Saunders avait laissé tomber sa tête dans ses grosses mains et murmurait :

– Oh ! oui, je me vengerai, mais comment !

Mary avait repris son travail, en haussant les épaules.

Une idée, qu’il pensait excellente, surgit évidemment tout à coup dans l’esprit troublé du marchand de biscuits, car, se levant brusquement et sans adresser la parole à l’insensible servante, il sortit de l’appartement et quitta la maison de son infidèle maîtresse.

– À l’office central de la police ! commanda-t-il à son cocher en se hissant dans sa voiture.

Le chef de la police métropolitaine était à cette époque M. Kelly – qu’on n’appelait pas autrement, que le « gros Kelly » – énorme personnage bourru, souvent grossier, mais fort intelligent et possédant, de plus, tout le scepticisme indispensable à ses importantes fonctions.

Saunders lui fit passer son nom ; mais avant de le recevoir, le « gros Kelly » sonna un de ses secrétaires pour lui demander quelques renseignements sur son visiteur.

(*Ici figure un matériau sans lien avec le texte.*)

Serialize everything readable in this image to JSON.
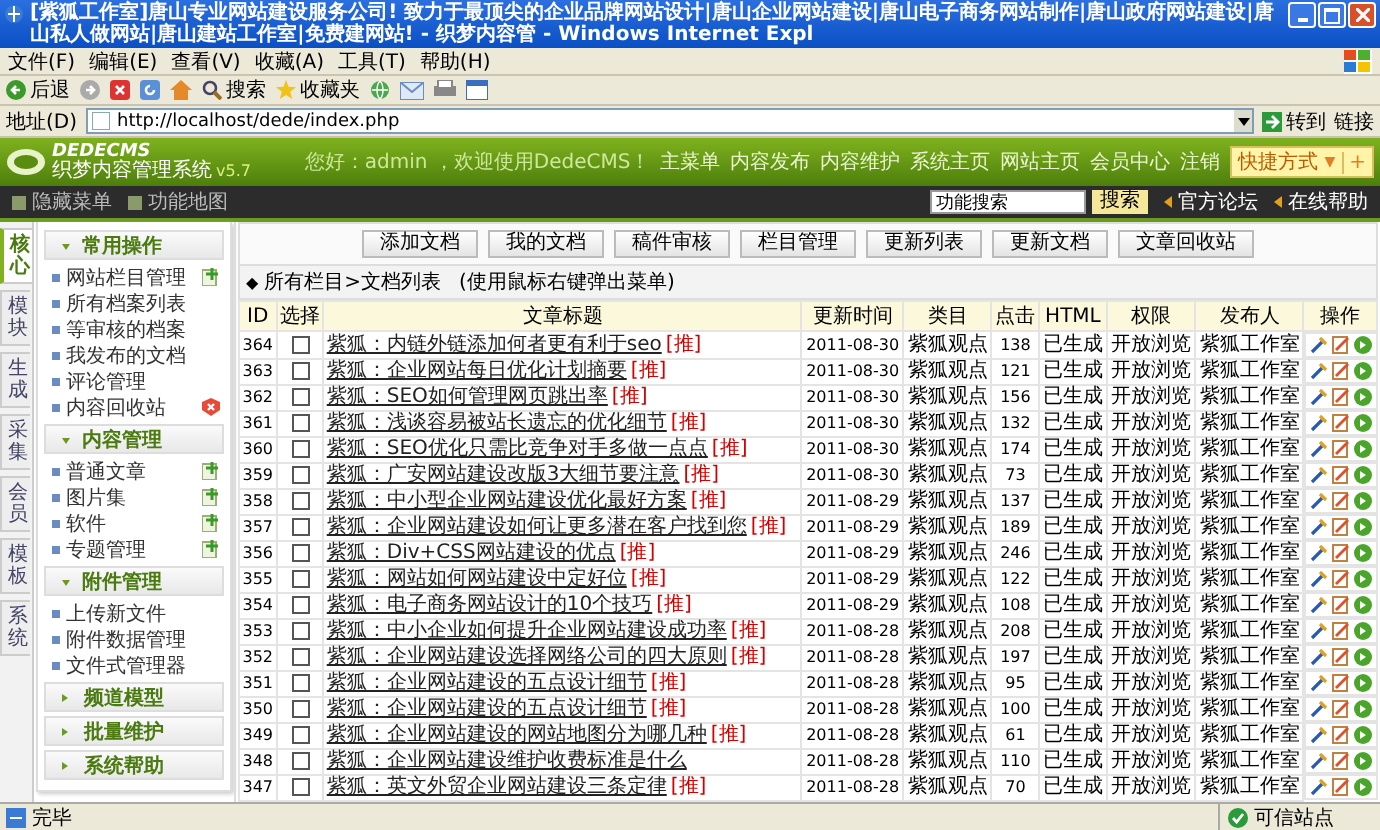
{
  "window": {
    "title": "[紫狐工作室]唐山专业网站建设服务公司! 致力于最顶尖的企业品牌网站设计|唐山企业网站建设|唐山电子商务网站制作|唐山政府网站建设|唐山私人做网站|唐山建站工作室|免费建网站! - 织梦内容管 - Windows Internet Expl"
  },
  "menu_bar": [
    "文件(F)",
    "编辑(E)",
    "查看(V)",
    "收藏(A)",
    "工具(T)",
    "帮助(H)"
  ],
  "toolbar": {
    "back": "后退",
    "search": "搜索",
    "favorites": "收藏夹"
  },
  "address_bar": {
    "label": "地址(D)",
    "value": "http://localhost/dede/index.php",
    "go": "转到",
    "links": "链接"
  },
  "header": {
    "logo": "DEDECMS",
    "subtitle": "织梦内容管理系统",
    "version": "v5.7",
    "greeting": "您好：admin ，欢迎使用DedeCMS！",
    "nav": [
      "主菜单",
      "内容发布",
      "内容维护",
      "系统主页",
      "网站主页",
      "会员中心",
      "注销"
    ],
    "shortcut": "快捷方式",
    "shortcut_caret": "▼",
    "shortcut_add": "+"
  },
  "subbar": {
    "hide_menu": "隐藏菜单",
    "function_map": "功能地图",
    "search_value": "功能搜索",
    "search_button": "搜索",
    "forum": "官方论坛",
    "help": "在线帮助"
  },
  "side_tabs": [
    {
      "label": "核心",
      "selected": true
    },
    {
      "label": "模块",
      "selected": false
    },
    {
      "label": "生成",
      "selected": false
    },
    {
      "label": "采集",
      "selected": false
    },
    {
      "label": "会员",
      "selected": false
    },
    {
      "label": "模板",
      "selected": false
    },
    {
      "label": "系统",
      "selected": false
    }
  ],
  "sidebar": [
    {
      "title": "常用操作",
      "expanded": true,
      "items": [
        {
          "label": "网站栏目管理",
          "kind": "add"
        },
        {
          "label": "所有档案列表",
          "kind": "plain"
        },
        {
          "label": "等审核的档案",
          "kind": "plain"
        },
        {
          "label": "我发布的文档",
          "kind": "plain"
        },
        {
          "label": "评论管理",
          "kind": "plain"
        },
        {
          "label": "内容回收站",
          "kind": "clear"
        }
      ]
    },
    {
      "title": "内容管理",
      "expanded": true,
      "items": [
        {
          "label": "普通文章",
          "kind": "add"
        },
        {
          "label": "图片集",
          "kind": "add"
        },
        {
          "label": "软件",
          "kind": "add"
        },
        {
          "label": "专题管理",
          "kind": "add"
        }
      ]
    },
    {
      "title": "附件管理",
      "expanded": true,
      "items": [
        {
          "label": "上传新文件",
          "kind": "plain"
        },
        {
          "label": "附件数据管理",
          "kind": "plain"
        },
        {
          "label": "文件式管理器",
          "kind": "plain"
        }
      ]
    },
    {
      "title": "频道模型",
      "expanded": false
    },
    {
      "title": "批量维护",
      "expanded": false
    },
    {
      "title": "系统帮助",
      "expanded": false
    }
  ],
  "action_buttons": [
    "添加文档",
    "我的文档",
    "稿件审核",
    "栏目管理",
    "更新列表",
    "更新文档",
    "文章回收站"
  ],
  "caption": {
    "marker": "◆",
    "path": "所有栏目>文档列表",
    "hint": "(使用鼠标右键弹出菜单)"
  },
  "table": {
    "columns": [
      "ID",
      "选择",
      "文章标题",
      "更新时间",
      "类目",
      "点击",
      "HTML",
      "权限",
      "发布人",
      "操作"
    ],
    "rows": [
      {
        "id": "364",
        "checked": false,
        "title": "紫狐：内链外链添加何者更有利于seo",
        "tag": "[推]",
        "time": "2011-08-30",
        "category": "紫狐观点",
        "clicks": "138",
        "html": "已生成",
        "access": "开放浏览",
        "author": "紫狐工作室"
      },
      {
        "id": "363",
        "checked": false,
        "title": "紫狐：企业网站每日优化计划摘要",
        "tag": "[推]",
        "time": "2011-08-30",
        "category": "紫狐观点",
        "clicks": "121",
        "html": "已生成",
        "access": "开放浏览",
        "author": "紫狐工作室"
      },
      {
        "id": "362",
        "checked": false,
        "title": "紫狐：SEO如何管理网页跳出率",
        "tag": "[推]",
        "time": "2011-08-30",
        "category": "紫狐观点",
        "clicks": "156",
        "html": "已生成",
        "access": "开放浏览",
        "author": "紫狐工作室"
      },
      {
        "id": "361",
        "checked": false,
        "title": "紫狐：浅谈容易被站长遗忘的优化细节",
        "tag": "[推]",
        "time": "2011-08-30",
        "category": "紫狐观点",
        "clicks": "132",
        "html": "已生成",
        "access": "开放浏览",
        "author": "紫狐工作室"
      },
      {
        "id": "360",
        "checked": false,
        "title": "紫狐：SEO优化只需比竞争对手多做一点点",
        "tag": "[推]",
        "time": "2011-08-30",
        "category": "紫狐观点",
        "clicks": "174",
        "html": "已生成",
        "access": "开放浏览",
        "author": "紫狐工作室"
      },
      {
        "id": "359",
        "checked": false,
        "title": "紫狐：广安网站建设改版3大细节要注意",
        "tag": "[推]",
        "time": "2011-08-30",
        "category": "紫狐观点",
        "clicks": "73",
        "html": "已生成",
        "access": "开放浏览",
        "author": "紫狐工作室"
      },
      {
        "id": "358",
        "checked": false,
        "title": "紫狐：中小型企业网站建设优化最好方案",
        "tag": "[推]",
        "time": "2011-08-29",
        "category": "紫狐观点",
        "clicks": "137",
        "html": "已生成",
        "access": "开放浏览",
        "author": "紫狐工作室"
      },
      {
        "id": "357",
        "checked": false,
        "title": "紫狐：企业网站建设如何让更多潜在客户找到您",
        "tag": "[推]",
        "time": "2011-08-29",
        "category": "紫狐观点",
        "clicks": "189",
        "html": "已生成",
        "access": "开放浏览",
        "author": "紫狐工作室"
      },
      {
        "id": "356",
        "checked": false,
        "title": "紫狐：Div+CSS网站建设的优点",
        "tag": "[推]",
        "time": "2011-08-29",
        "category": "紫狐观点",
        "clicks": "246",
        "html": "已生成",
        "access": "开放浏览",
        "author": "紫狐工作室"
      },
      {
        "id": "355",
        "checked": false,
        "title": "紫狐：网站如何网站建设中定好位",
        "tag": "[推]",
        "time": "2011-08-29",
        "category": "紫狐观点",
        "clicks": "122",
        "html": "已生成",
        "access": "开放浏览",
        "author": "紫狐工作室"
      },
      {
        "id": "354",
        "checked": false,
        "title": "紫狐：电子商务网站设计的10个技巧",
        "tag": "[推]",
        "time": "2011-08-29",
        "category": "紫狐观点",
        "clicks": "108",
        "html": "已生成",
        "access": "开放浏览",
        "author": "紫狐工作室"
      },
      {
        "id": "353",
        "checked": false,
        "title": "紫狐：中小企业如何提升企业网站建设成功率",
        "tag": "[推]",
        "time": "2011-08-28",
        "category": "紫狐观点",
        "clicks": "208",
        "html": "已生成",
        "access": "开放浏览",
        "author": "紫狐工作室"
      },
      {
        "id": "352",
        "checked": false,
        "title": "紫狐：企业网站建设选择网络公司的四大原则",
        "tag": "[推]",
        "time": "2011-08-28",
        "category": "紫狐观点",
        "clicks": "197",
        "html": "已生成",
        "access": "开放浏览",
        "author": "紫狐工作室"
      },
      {
        "id": "351",
        "checked": false,
        "title": "紫狐：企业网站建设的五点设计细节",
        "tag": "[推]",
        "time": "2011-08-28",
        "category": "紫狐观点",
        "clicks": "95",
        "html": "已生成",
        "access": "开放浏览",
        "author": "紫狐工作室"
      },
      {
        "id": "350",
        "checked": false,
        "title": "紫狐：企业网站建设的五点设计细节",
        "tag": "[推]",
        "time": "2011-08-28",
        "category": "紫狐观点",
        "clicks": "100",
        "html": "已生成",
        "access": "开放浏览",
        "author": "紫狐工作室"
      },
      {
        "id": "349",
        "checked": false,
        "title": "紫狐：企业网站建设的网站地图分为哪几种",
        "tag": "[推]",
        "time": "2011-08-28",
        "category": "紫狐观点",
        "clicks": "61",
        "html": "已生成",
        "access": "开放浏览",
        "author": "紫狐工作室"
      },
      {
        "id": "348",
        "checked": false,
        "title": "紫狐：企业网站建设维护收费标准是什么",
        "time": "2011-08-28",
        "category": "紫狐观点",
        "clicks": "110",
        "html": "已生成",
        "access": "开放浏览",
        "author": "紫狐工作室"
      },
      {
        "id": "347",
        "checked": false,
        "title": "紫狐：英文外贸企业网站建设三条定律",
        "tag": "[推]",
        "time": "2011-08-28",
        "category": "紫狐观点",
        "clicks": "70",
        "html": "已生成",
        "access": "开放浏览",
        "author": "紫狐工作室"
      }
    ]
  },
  "status_bar": {
    "text": "完毕",
    "zone": "可信站点"
  }
}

Cinq minutes après, cet employé remettait à son chef une note ainsi conçue :

« Willie Saunders, riche fabricant de biscuits, vaniteux, d’une intelligence médiocre, très épris d’une fille, Ada Ricard, qu’il entretient depuis trois mois et qui lui coûte déjà plus de cent mille dollars. Willie Saunders vaut au moins un million et demi de dollars. »

– Très bien, faites entrer, ordonna le directeur de la police après avoir pris connaissance de ce dossier si peu flatteur dont Saunders ignorait certainement l’existence.

Averti par un garçon de bureau, l’infortuné négociant se précipita comme une avalanche dans le cabinet de M. Kelly.

Ce dernier ne put dissimuler le sourire bienveillant et spontané qui dérida ses lèvres à la vue d’un homme presque aussi épais que lui ; mais, le naturel reprenant immédiatement le dessus, il s’empressa de dire sèchement au grotesque personnage :

– Que voulez-vous ? Faites vite, je suis surchargé de besogne.

Sans être trop déconcerté, car il était si complètement à ses propres soucis que tout le reste lui demeurait étranger, Saunders répondit :

– Monsieur, je viens solliciter votre toute puissante protection ; je suis la victime…

– D’un vol ? Où, comment ? De quelle somme ? Le coupable, ou celui que vous supposez coupable est-il un de vos employés ?

– Non, monsieur, je…

– Tant mieux, car le vol par un serviteur à gages est une circonstance aggravante.

– Mais, monsieur, il ne s’agit pas d’un vol.

– Ah ! de quoi s’agit-il donc ?

– D’un enlèvement, monsieur, d’un véritable rapt.

– On vous a enlevé votre femme, votre fille…

– Je ne suis pas marié.

– Qui alors ? Votre sœur, votre cousine, votre mère, votre tante ? Précisez, que diable ! Je ne puis cependant deviner ni passer en revue toute votre famille.

– On m’a enlevé miss Ada !

– Miss Ada ? une fille que vous entretenez, qui vous coûte beaucoup d’argent, cent mille dollars depuis trois mois, et qui vous trompe, naturellement.

– Monsieur, vous ne connaissez pas…

– Et qui vous a enlevé cette intéressante personne ? Un de ses amants ? Que voulez-vous que j’y fasse ? Il n’y a pas eu violence.

– Mais si, au contraire.

– Non, c’est improbable, inadmissible ; par conséquent, je n’ai pas à m’occuper de votre affaire. Bien le bonjour ! Allez réclamer miss Ada ailleurs. Est-ce que ces choses-là me regardent ! Vous êtes riche ; cette dame vous reviendra un de ces matins, soyez-en certain. Et vous la recevrez, et elle vous fera croire tout ce qu’elle voudra ; et… vous lui demanderez pardon. Vous êtes tous aussi bêtes les uns que les autres !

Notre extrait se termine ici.